Indeed, high property prices are nothing new. People have been protesting about exorbitant land prices since the 1600’s (and earlier when most people weren’t even allowed to own land, e.g. The Peasant’s Revolt in 1381), but nothing has fundamentally changed in how land value is captured. It is just different people capturing it now – note how Blackstone and Cerberus amongst others are becoming the new “land lords”.
Wages never have and never will keep up with land prices – a point made by numerous economists including, most recently, Thomas Picketty who showed that returns on capital outstrip growth and wages.
This will only change if there is a significant change to the property system in this country, which seems unlikely as several prominent politicians from both parties have petitioned for this, including Winston Churchill, with no success.
lease note, that I am purposefully not taking a moral view on any of this. All I am trying to do is to show you how property prices in the UK work to help you take advantage of the property market and protect you from the misinformation printed in the press and elsewhere.
But, if you are convinced that Brexit is the end of London, I leave you with the words of Ambassador Liu Xiaoming at the Opening Ceremony of the Bank of China Private Banking Service Centre in London on 14th November 2017:
“The outcomes have been fruitful.
• Last year, China's Ministry of Finance issued in London three billion RMB sovereign bond. This was the first of its kind ever issued outside China.
• Also in London, the first Green Covered Bond of the Bank of China was successfully listed. The response from investors across the UK and the world was overwhelming.

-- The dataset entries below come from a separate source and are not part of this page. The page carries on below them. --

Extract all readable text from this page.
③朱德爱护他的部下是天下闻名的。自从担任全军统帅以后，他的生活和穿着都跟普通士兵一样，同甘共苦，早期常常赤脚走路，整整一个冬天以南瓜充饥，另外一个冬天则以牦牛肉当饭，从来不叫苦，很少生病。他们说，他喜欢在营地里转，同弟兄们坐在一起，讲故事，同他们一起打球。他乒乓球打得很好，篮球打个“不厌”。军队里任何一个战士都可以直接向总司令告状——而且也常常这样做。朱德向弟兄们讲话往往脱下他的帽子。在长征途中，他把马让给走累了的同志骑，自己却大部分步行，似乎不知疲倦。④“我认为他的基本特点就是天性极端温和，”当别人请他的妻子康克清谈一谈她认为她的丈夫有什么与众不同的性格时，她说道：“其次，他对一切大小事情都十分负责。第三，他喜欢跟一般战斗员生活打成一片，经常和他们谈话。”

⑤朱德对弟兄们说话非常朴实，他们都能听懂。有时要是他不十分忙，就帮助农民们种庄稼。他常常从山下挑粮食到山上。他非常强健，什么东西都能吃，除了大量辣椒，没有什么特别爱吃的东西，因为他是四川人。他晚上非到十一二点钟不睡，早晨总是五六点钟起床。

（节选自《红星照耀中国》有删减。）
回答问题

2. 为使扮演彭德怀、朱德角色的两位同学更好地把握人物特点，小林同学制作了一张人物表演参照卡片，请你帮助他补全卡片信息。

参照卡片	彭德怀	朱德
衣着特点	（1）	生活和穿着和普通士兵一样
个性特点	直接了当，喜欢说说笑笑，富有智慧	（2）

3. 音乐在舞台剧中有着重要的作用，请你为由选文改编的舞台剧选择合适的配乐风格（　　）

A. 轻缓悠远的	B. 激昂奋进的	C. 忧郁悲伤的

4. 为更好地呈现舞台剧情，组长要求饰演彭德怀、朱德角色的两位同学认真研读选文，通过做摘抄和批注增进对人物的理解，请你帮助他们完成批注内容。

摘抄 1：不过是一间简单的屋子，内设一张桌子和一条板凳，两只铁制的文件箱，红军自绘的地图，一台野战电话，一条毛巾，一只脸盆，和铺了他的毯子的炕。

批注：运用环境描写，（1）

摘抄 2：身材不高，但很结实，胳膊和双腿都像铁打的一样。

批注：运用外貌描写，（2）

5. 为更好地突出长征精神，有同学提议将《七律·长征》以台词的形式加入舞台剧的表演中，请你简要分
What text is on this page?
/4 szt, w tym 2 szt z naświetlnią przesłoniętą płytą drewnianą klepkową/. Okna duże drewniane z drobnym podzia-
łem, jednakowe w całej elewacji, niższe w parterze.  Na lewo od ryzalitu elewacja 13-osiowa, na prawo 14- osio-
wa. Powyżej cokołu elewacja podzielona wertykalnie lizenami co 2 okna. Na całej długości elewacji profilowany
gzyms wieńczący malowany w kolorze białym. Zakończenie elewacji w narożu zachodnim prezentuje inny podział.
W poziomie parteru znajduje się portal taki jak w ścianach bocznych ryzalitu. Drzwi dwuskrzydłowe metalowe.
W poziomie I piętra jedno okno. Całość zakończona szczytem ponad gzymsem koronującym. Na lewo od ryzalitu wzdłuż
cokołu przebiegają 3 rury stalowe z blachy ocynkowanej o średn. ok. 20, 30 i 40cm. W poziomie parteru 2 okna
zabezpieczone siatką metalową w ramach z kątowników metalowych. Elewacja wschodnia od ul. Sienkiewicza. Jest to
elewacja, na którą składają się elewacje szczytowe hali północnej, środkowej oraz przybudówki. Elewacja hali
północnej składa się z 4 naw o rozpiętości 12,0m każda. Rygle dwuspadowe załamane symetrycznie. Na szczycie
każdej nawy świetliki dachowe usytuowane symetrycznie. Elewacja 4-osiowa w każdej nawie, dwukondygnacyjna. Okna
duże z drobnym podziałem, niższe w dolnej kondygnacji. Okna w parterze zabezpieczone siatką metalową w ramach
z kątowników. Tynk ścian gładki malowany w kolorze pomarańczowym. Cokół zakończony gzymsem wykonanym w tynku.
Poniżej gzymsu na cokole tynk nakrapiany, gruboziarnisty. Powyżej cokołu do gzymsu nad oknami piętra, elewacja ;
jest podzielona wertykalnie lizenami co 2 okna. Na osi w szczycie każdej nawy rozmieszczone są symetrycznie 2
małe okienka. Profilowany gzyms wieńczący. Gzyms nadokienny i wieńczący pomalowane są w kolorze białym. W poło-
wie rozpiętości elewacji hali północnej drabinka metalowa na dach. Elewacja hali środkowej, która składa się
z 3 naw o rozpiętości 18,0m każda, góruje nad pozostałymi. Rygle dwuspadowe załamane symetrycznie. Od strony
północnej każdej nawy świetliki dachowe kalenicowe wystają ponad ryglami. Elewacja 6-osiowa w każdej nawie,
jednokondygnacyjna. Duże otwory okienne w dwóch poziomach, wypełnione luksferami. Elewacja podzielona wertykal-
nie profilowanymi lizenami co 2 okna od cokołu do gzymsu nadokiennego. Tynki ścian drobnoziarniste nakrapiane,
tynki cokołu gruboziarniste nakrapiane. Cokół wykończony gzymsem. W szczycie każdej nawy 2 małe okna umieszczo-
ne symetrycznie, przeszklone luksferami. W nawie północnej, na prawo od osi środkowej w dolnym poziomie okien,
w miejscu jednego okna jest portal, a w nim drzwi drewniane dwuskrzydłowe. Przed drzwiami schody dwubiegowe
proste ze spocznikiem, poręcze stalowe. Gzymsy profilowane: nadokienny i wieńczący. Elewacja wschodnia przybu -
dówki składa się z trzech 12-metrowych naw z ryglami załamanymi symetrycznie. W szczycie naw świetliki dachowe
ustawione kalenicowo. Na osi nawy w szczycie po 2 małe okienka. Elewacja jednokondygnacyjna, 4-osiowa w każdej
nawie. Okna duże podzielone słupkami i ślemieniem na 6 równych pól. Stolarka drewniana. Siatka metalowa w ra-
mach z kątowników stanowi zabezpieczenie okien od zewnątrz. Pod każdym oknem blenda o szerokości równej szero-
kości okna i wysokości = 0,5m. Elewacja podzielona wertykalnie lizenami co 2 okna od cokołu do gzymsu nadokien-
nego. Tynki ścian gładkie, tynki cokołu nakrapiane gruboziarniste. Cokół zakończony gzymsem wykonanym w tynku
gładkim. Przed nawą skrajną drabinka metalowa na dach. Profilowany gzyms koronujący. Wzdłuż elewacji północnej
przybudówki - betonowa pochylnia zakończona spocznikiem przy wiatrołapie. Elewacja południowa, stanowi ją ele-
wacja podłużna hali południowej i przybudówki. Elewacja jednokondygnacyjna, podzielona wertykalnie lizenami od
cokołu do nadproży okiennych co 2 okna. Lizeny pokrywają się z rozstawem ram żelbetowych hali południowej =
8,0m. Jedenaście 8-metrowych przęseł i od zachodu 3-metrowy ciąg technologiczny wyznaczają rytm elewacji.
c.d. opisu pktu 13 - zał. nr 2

Looking ahead, China-UK financial cooperation is going deeper, more diversified and customized.
By opening the Private Banking Service Centre, the Bank of China has caught the latest trend and will give new impetus to China-UK financial cooperation.”
There is no shortage of money in the world, but it is not distributed equally. There are a few cities that will continue to benefit from disproportionate investment and London will be one of those, if not the largest beneficiary.
You simply have to decide whether you want to benefit from these price rises or miss out. Yes, there will be another monumental crash because the property cycle demands it, but that is years away and prices will have doubled between now and then.
I believe this so much, I bought another property in London last year to put my money where my mouth is. However, you must be selective. Prime London property is not a bullet-proof investment and it is essential that you a buy a property that outperforms.
Again, this is a statistic that I use time and again, but I make no apologies for ramming the point home:
Research from Savills showed that between 2005 and 2013 the top 10% of properties in prime central London returned 190% while the bottom 10% only returned 63%. In real terms that is the difference between investing £2m and having a property worth £5.8m or £3.3m. Which would you prefer?